Beaucoup ont exprimé leur ras-le-bol avec de paroles aussi choquantes. Quelques jeunes parmi les passagers au bout de leur patience voulaient prendre une initiative allant dans le sens de l’incivisme. Mais les vielles personnes présentes sur le lieu ont pris les choses en mains pour éviter les casses.

Refus de circuler

Le problème est un peu bizarre comme raconte l’un des régulateurs au terminus de la Gare centrale. Il soutient qu’ii y a des bus mais il manque de conducteurs.

« Nous avons de bus, mais il manque de chauffeurs. Ceux qui ont travaillé au premier service ont terminé et il a fallu que leurs collègues de l’après-midi prennent relève. Mais, la plupart d’entre eux ne sont pas venus, ils déclarent qu’ils ont faim, ils réclament leurs salaires. C’est pourquoi, il y à de bus en stationnement. Les chauffeurs ont séché le travail », nous explique-t-il.

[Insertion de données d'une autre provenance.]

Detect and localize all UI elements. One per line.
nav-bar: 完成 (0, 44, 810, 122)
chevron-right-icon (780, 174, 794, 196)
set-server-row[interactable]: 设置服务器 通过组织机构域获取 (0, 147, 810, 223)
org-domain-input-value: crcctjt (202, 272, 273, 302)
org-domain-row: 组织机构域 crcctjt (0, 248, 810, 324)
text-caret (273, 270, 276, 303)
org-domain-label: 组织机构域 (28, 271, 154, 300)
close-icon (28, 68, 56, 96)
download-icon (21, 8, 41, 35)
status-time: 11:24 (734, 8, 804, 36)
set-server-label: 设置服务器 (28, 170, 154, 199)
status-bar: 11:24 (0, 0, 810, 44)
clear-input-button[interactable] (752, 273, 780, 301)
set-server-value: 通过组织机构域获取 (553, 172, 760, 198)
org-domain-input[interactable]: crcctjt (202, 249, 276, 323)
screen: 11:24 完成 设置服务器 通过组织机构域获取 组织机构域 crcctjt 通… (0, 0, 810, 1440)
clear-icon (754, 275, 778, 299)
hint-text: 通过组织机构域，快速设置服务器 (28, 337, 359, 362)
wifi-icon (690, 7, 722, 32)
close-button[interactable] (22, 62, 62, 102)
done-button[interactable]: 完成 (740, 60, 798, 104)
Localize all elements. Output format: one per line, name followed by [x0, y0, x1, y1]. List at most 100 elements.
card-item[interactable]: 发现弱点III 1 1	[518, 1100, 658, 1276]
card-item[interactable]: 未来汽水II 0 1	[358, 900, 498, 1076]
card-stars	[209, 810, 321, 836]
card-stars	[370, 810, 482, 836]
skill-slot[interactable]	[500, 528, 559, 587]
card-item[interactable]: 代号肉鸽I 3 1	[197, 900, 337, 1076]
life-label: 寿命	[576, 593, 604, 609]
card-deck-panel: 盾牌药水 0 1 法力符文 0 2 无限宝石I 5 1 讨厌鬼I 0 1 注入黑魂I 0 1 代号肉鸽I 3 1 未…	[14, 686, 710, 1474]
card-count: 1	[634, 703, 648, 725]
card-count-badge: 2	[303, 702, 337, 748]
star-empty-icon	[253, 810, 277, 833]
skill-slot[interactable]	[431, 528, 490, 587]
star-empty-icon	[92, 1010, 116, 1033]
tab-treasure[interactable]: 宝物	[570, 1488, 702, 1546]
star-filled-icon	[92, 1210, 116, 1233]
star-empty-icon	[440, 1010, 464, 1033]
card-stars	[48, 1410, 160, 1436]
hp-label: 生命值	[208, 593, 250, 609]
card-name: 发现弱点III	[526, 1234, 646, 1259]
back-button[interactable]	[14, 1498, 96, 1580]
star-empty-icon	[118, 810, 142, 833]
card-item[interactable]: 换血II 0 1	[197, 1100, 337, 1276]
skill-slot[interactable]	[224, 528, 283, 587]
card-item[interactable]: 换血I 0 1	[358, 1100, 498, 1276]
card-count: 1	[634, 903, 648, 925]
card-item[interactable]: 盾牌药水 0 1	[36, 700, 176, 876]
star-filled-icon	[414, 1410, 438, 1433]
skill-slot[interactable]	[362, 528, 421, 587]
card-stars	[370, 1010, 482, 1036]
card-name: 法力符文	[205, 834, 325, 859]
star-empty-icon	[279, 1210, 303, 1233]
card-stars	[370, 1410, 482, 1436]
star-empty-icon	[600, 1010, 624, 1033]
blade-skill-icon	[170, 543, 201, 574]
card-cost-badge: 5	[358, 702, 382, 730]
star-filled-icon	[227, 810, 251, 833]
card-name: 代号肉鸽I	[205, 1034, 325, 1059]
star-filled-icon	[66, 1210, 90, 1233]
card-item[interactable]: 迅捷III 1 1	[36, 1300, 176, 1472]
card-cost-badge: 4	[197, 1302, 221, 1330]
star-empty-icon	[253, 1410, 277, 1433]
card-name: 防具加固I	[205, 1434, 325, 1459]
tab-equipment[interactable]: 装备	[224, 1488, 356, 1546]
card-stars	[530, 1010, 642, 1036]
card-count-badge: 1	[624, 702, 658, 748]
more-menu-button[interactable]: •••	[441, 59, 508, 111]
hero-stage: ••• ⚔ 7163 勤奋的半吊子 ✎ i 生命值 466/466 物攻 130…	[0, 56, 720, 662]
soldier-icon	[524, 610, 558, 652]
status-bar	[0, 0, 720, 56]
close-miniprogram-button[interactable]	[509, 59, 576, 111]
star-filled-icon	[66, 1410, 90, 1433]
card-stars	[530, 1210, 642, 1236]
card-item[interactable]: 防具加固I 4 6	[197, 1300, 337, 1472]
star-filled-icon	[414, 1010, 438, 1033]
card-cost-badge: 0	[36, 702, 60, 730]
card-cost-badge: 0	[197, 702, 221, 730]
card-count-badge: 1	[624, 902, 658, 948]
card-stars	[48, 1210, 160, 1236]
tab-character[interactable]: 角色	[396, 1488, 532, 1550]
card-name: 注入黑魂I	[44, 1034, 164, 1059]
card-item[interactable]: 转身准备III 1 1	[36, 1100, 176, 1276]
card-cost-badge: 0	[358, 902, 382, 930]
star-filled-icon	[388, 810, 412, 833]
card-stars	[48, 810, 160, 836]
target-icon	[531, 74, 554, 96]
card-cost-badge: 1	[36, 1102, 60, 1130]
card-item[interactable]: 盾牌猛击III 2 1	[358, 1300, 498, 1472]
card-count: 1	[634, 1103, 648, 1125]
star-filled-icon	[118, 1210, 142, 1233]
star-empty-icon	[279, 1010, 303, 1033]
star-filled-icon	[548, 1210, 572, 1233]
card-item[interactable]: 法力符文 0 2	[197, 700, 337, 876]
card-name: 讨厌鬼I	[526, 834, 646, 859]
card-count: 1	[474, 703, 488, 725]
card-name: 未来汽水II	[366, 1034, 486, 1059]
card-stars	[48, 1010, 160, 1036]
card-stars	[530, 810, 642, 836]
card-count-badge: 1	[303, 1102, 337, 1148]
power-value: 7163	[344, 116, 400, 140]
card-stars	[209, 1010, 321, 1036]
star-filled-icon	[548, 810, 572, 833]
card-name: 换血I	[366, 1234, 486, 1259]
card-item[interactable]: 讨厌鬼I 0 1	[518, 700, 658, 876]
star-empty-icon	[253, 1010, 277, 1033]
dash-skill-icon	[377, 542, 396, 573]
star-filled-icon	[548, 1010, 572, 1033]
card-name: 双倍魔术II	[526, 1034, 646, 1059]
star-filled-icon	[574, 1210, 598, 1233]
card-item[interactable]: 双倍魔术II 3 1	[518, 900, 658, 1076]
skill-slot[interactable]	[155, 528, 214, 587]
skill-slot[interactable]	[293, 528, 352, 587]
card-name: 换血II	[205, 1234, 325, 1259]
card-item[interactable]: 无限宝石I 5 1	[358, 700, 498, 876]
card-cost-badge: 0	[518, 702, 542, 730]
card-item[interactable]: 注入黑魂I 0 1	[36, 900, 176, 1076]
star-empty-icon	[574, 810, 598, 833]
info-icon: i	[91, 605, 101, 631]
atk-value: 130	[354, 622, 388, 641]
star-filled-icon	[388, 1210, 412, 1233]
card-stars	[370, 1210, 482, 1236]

Les passagers qui, au départ étaient évalués à environ 200, ne cessaient d’allonger le rang et d’attiser leur colère, en crachant sur le personnel de Transco.
 » Vous étiez au chômage, il y a plusieurs mois, mais aujourd’hui, Dieu vous a fait grâce et l’État congolais vous remet sur la sellette et dans moins d’une semaine vous commencez à nous maltraiter », dit un passager qui était là depuis 15h.

Un autre crie son ras-le-bol en ciblant un conducteur qui s’improvisait de jouer le rôle de changer les lignes sur l’espace lumineux du bus où défile le nom des lignes initialement prévues en bande passante.
« Il y a autant de chauffeurs dans la ville de Kinshasa qui cherchent du travail, mais toi tu veux saboter le travail pour te faire un petit roi. Nous allons saisir votre employeur », a déclaré cet homme d’une trentaine révolue.